Trying to optimize Elasticsearch cluster


(John T) #1

As our data has increased in size, we are having performance issues. I have been trying to determine the correct shard/node size, and I think we are way under powered. I have found some information on determining the correct allocation of resources, but they are so much bigger than what we are using that I wanted to get some verification.

We currently have a 7 node cluster, all machines running 8 cores and 56 g ram, with 28 allocated to the heap (verified using oob pointers). Our main index is 425g (161,133,495 docs), and we are running with only 5 shards. This is our first problem as each shard is around 90g (suggested max is 30g). We currently also have only one replica.

I am looking at this article: Optimizing Elasticsearch: How Many Shards per Index?

Based on the "Large and Growing Dataset", I came up with this:

Index size GB 500.00
Max size GB 30.00
Shard count (Index / Max) 16.67
Primary Node Count (= shard count) 16.67
Replica Count 2
Replica Node Count (Primary * Replica) 33.33
Total Nodes 50.00

This is telling me that even without capacity planning, I should be using 50 nodes.
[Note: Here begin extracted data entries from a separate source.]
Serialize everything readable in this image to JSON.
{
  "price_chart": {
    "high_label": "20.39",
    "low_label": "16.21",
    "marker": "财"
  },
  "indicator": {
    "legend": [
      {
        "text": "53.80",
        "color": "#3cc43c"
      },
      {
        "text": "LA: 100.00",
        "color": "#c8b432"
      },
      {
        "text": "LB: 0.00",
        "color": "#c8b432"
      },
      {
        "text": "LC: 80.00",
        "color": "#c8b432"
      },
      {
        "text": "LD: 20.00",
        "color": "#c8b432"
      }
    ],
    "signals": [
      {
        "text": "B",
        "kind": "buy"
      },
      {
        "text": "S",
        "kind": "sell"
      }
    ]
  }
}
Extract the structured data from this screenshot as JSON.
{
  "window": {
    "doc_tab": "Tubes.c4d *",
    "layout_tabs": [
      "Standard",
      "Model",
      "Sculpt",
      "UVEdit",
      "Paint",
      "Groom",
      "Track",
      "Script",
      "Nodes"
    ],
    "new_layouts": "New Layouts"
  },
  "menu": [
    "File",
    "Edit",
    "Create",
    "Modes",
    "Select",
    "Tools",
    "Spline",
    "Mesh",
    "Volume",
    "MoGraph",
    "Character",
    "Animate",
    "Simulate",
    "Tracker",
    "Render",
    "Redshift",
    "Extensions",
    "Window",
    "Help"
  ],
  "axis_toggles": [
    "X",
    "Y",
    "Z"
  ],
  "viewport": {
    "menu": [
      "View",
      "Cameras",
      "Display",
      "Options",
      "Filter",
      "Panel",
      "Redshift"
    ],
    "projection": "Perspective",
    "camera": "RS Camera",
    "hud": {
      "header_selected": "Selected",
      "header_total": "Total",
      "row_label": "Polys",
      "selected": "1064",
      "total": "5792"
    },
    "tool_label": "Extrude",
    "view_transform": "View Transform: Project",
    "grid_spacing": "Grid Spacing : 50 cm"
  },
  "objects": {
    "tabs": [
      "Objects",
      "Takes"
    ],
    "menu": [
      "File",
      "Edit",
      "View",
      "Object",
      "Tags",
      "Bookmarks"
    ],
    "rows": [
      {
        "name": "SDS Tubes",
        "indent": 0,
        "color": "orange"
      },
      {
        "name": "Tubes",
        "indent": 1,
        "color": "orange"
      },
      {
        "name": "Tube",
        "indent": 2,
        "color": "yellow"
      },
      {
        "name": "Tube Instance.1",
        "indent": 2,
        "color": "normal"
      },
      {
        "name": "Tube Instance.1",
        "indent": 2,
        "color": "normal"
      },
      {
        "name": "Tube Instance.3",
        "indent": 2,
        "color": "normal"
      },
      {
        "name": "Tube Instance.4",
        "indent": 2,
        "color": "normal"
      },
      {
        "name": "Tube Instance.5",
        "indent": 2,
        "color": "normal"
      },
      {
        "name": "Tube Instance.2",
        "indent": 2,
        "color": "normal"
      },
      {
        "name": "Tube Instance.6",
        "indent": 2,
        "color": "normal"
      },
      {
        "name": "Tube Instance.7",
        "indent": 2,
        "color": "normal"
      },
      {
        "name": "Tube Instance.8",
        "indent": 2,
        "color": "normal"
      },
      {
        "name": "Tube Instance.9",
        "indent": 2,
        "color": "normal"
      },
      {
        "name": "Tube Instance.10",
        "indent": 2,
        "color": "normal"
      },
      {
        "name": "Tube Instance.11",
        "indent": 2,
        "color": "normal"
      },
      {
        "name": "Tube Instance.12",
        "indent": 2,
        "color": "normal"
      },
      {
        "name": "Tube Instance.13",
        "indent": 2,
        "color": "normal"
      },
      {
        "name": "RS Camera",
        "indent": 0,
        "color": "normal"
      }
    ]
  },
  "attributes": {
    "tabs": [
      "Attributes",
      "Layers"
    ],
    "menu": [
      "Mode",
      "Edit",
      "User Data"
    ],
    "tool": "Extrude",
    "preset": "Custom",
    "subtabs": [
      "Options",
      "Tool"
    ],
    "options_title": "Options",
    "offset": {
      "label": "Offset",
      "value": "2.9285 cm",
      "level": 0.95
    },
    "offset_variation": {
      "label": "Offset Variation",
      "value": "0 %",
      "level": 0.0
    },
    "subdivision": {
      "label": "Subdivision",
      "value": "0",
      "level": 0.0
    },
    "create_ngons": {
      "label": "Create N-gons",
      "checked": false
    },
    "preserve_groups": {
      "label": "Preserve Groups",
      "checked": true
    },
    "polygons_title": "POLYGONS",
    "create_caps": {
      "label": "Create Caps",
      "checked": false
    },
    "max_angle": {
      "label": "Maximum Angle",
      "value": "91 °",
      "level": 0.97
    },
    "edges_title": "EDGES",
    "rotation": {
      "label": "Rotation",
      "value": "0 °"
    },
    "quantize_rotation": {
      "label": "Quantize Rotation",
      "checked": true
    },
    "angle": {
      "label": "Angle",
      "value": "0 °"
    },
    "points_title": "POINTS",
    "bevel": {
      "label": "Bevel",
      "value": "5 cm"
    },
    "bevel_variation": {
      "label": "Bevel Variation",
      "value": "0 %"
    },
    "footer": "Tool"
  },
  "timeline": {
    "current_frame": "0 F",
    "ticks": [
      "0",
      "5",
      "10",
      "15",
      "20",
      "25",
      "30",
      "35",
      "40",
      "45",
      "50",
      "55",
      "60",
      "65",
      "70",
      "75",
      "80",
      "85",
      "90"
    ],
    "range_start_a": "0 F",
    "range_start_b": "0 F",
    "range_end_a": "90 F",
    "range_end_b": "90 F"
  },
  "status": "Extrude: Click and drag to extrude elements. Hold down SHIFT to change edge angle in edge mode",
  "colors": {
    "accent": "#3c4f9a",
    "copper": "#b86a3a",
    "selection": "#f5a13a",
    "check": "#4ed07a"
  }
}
Am I reading that correctly?

Thanks,
~john


(Mark Walkom) #2

We recommend no more than 50 gig per shard.
There's no need to have one shard per node either, ES is not an in-memory system.


(Jörg Prante) #3

If you have 7 nodes, why 5 and not 7 shards?

You should distribute your data uniformly across the data nodes.

50 nodes seem a bit high to start with.

Here is my estimation:

Index size 500 GB
Shard target size 50 GB
Shards per node: 1 + replica shards, replica level 2 -> 3
Estimated node count: (500 GB / 50 GB) * 1 = 10

With shard target size of 70 GB, 7 data nodes will fit into the estimation.

Now, you could check on a test system whether there is a performance and resource consumption difference between 7 nodes each holding 3 shards of 50 GB or 7 nodes each holding 3 shards of 70 GB. This will mostly depend on queries (aggregations, filters).

If there is a difference, and 7 nodes can't handle the workload, go slightly for more nodes (9, 11, 13, ...) and do not forget to align the shard count with the number of nodes.


(system) #4

This topic was automatically closed 28 days after the last reply. New replies are no longer allowed.